Dixit Laurent Laplante, édition du 13 janvier 2003

De quelques parcours politiques

Étrange métier que celui de politicien. Certains le pratiquent pendant des années sans en pénétrer les mystères. D'autres, comme par magie, en contournent les pièges sans même les voir. Le ministre canadien des Finances, John Manley, fait partie de la première catégorie; il n'apprend pas. Ariel Sharon ne semble pas avoir arrêté définitivement son choix et marche toujours à un pas du précipice. George Bush et Jacques Chirac, pourtant si différents, semblent posséder la formule des sept vies. Tout cela ne vaut que dans l'immédiat, tant il est vrai qu'en politique six mois, c'est une éternité.

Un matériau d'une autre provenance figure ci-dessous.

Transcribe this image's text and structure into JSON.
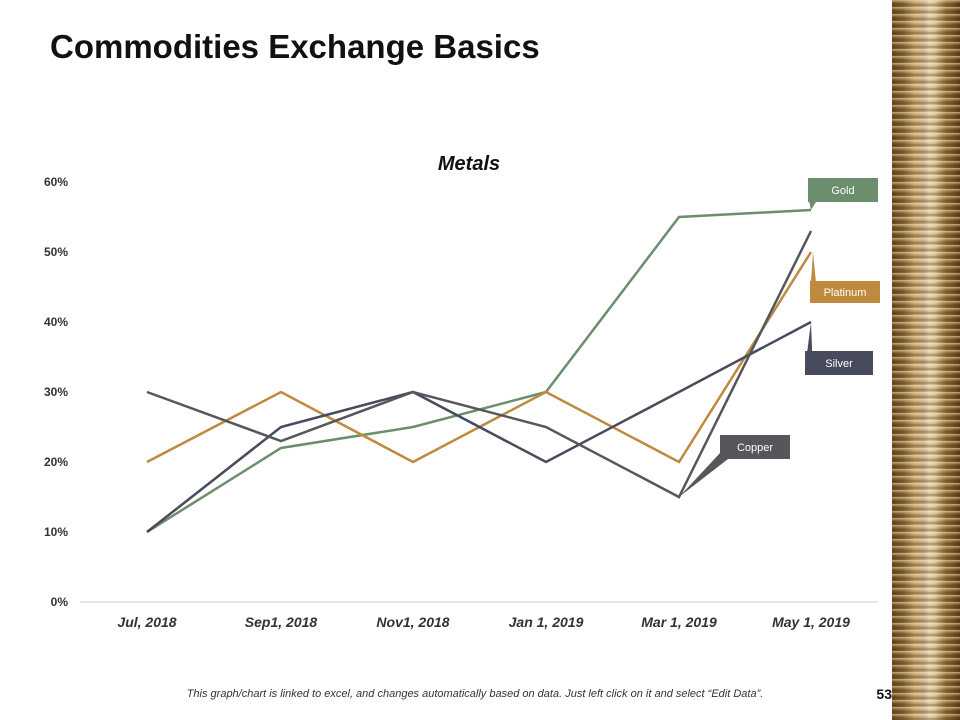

Le ministre John Manley tient tellement à prouver qu'il serait un digne successeur du premier ministre Jean Chrétien qu'il l'imite dans ce qu'il a de plus repréhensible. Et deux fois plutôt qu'une. Comme son chef, M. Manley confond, en effet, le rôle du député et celui du ministre. Il ne voit donc rien d'incongru à intervenir auprès d'un banquier pour plaider la cause d'un club professionnel acculé à la faillite. Son explication? Ce club de hockey fait la fierté de la région d'Ottawa et c'est là que M. Manley se fait élire. M. Chrétien, dans des circonstances analogues, a pareillement justifié son intervention auprès d'un prêteur : l'entreprise qui avait mérité cette intempestive compassion appartenait à la circonscription du premier ministre. Non seulement M. Manley ignore qu'un député-ministre n'a pas la même marge de manoeuvre qu'un simple député, mais il manifeste à l'égard du sport commercialisé la même sympathie maladroite que par le passé. Il avait alors voulu verser des millions de fonds publics aux clubs professionnels de hockey et n'avait retraité qu'après avoir été vertement critiqué par le pays entier. M. Manley, au lieu d'admettre son erreur, avait expliqué sa volte-face en alléguant que des cadeaux aux clubs de hockey susciteraient peut-être la convoitise des autres sports...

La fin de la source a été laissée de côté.